Chaqa, as much as it's convenient for you and your team to cloud things, let's make sure the situation is known. Two things have happened:
1) In a tournament announced explicitly as anonymous in order to prevent metagaming, the tournament director's team led the way in attacking one of its opponents because of their team membership rather than the position on the board. This is not something that we merely suspect, because there is public press in a FP game in which one of the other players directly admits it.
2) When our team accepted that this was now considered legitimate in the tournament and decided we would do the same at our next opportunity, we were told that it was now against the rules and would lead to sanctions if we attacked the TD's team in the final.

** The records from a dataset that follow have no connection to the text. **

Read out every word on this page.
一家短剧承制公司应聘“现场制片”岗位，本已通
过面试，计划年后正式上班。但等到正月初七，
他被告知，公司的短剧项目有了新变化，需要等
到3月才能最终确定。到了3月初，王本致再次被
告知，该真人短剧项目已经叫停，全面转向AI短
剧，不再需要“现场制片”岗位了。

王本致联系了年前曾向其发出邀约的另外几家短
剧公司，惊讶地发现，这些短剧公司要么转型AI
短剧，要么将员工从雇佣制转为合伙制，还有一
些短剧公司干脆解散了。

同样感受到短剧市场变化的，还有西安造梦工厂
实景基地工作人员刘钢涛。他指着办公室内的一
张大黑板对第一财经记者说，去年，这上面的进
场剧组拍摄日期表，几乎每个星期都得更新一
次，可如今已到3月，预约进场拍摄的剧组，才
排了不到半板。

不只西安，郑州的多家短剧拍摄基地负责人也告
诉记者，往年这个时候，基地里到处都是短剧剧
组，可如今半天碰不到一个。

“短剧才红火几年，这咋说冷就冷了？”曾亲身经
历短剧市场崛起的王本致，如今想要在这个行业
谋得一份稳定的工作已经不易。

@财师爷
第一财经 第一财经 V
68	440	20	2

Of course as an experienced player I understand that given the opportunity, players will gang up on a perceived stronger player/team. The tournament rules explicitly stated that this was to be avoided if possible via anonymity, though, and we attempted to respect that, like most teams did. So it was certainly...unpleasant to see that it was the tournament director leading the way in breaking this implicit agreement. But we can accept that it was only an implicit agreement and difficult to enforce.
What's absolutely ridiculous, then, is being told that rules now change if we decide to retaliate. Yes, there's a long tradition of attacking perceived strength in Diplomacy, but it's always also fair game for strong players to retaliate selectively in order to discourage this. The idea that it's okay for the TD's team to break the implicit agreement because it benefits them but it's not okay for somebody else to do it in a way that hurts the TD's team is patently ridiculous and turns this tournament into a farce.

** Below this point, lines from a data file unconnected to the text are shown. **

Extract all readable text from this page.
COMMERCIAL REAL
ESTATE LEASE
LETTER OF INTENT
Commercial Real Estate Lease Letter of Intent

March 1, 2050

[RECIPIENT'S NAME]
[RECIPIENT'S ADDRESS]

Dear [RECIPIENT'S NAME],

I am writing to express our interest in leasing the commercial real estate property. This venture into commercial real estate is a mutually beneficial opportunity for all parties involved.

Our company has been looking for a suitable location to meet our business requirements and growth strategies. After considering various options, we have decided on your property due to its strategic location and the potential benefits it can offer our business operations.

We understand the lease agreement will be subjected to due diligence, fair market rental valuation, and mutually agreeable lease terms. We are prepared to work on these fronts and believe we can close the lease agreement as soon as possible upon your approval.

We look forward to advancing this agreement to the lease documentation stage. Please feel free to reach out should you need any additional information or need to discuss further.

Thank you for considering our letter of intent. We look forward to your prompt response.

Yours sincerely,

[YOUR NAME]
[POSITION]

You asked for a solution? I think there are two reasonable solutions, either of which could work:
1) Enforce the anonymity that was promised. Disqualify, at a minimum, the teams that explicitly used team information as part of convincing others to ally with them. One player even admitted in public press that their choices were knowingly poor for their own power. I do not know whether this includes the TD's team, because it has yet to be revealed which player was publicly misbehaving in Group A's FP1.

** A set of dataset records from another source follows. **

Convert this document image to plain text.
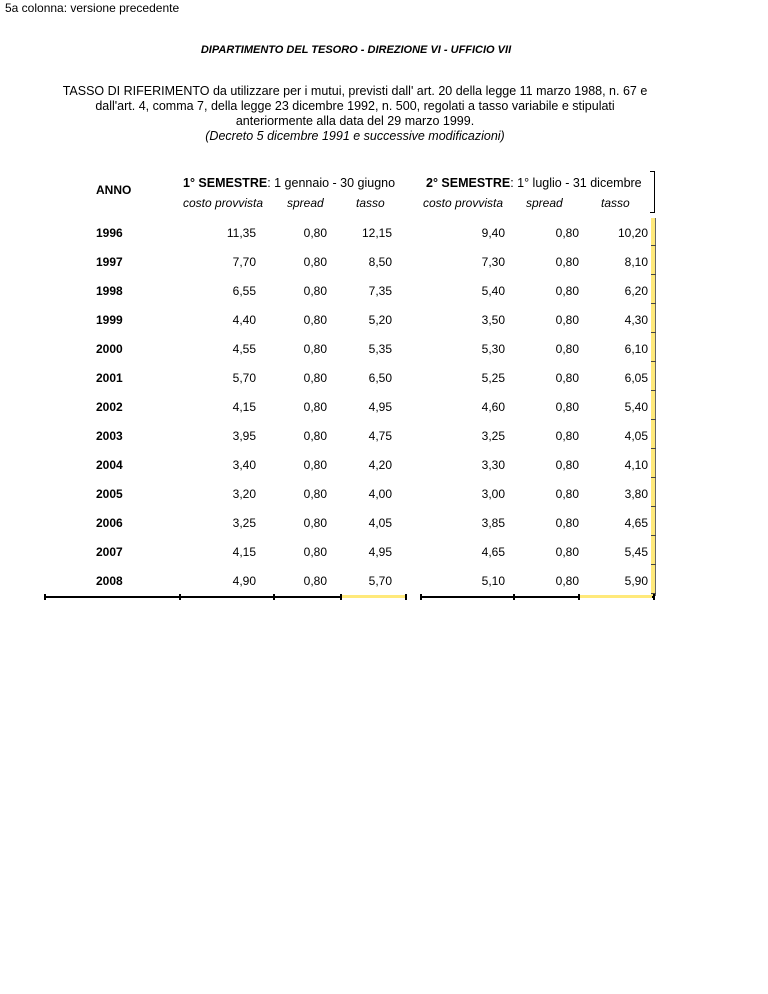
5a colonna: versione precedente
DIPARTIMENTO DEL TESORO - DIREZIONE VI - UFFICIO VII
TASSO DI RIFERIMENTO da utilizzare per i mutui, previsti dall' art. 20 della legge 11 marzo 1988, n. 67 e
dall'art. 4, comma 7, della legge 23 dicembre 1992, n. 500, regolati a tasso variabile e stipulati
anteriormente alla data del 29 marzo 1999.
(Decreto 5 dicembre 1991 e successive modificazioni)
ANNO	1° SEMESTRE: 1 gennaio - 30 giugno 2° SEMESTRE: 1° luglio - 31 dicembre
costo provvista spread	tasso	costo provvista spread	tasso
1996	11,35	0,80	12,15	9,40	0,80	10,20
1997	7,70	0,80	8,50	7,30	0,80	8,10
1998	6,55	0,80	7,35	5,40	0,80	6,20
1999	4,40	0,80	5,20	3,50	0,80	4,30
2000	4,55	0,80	5,35	5,30	0,80	6,10
2001	5,70	0,80	6,50	5,25	0,80	6,05
2002	4,15	0,80	4,95	4,60	0,80	5,40
2003	3,95	0,80	4,75	3,25	0,80	4,05
2004	3,40	0,80	4,20	3,30	0,80	4,10
2005	3,20	0,80	4,00	3,00	0,80	3,80
2006	3,25	0,80	4,05	3,85	0,80	4,65
2007	4,15	0,80	4,95	4,65	0,80	5,45
2008	4,90	0,80	5,70	5,10	0,80	5,90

2) Accept that this can't really be an anonymous tournament and allow our team to retaliate in the final, as turnabout is fair play. Allow us to play under the same rules that the TD's team has been allowed to play under and that other teams in our groups have been allowed to play under, because that's a minimum requirement for fairness. This might mean that we make choices that are knowingly bad for our own powers in some of these games, but it's already been established that this is okay in the 2016 World Cup, so we deserve the right to make that decision for ourselves.
Either of those would be an acceptable solution. Any "solution" in which the TD is allowed to benefit from breaking anonymity and then conveniently change the rules so his team can't be harmed by it is unacceptable and should be seen as unacceptable by the entire community.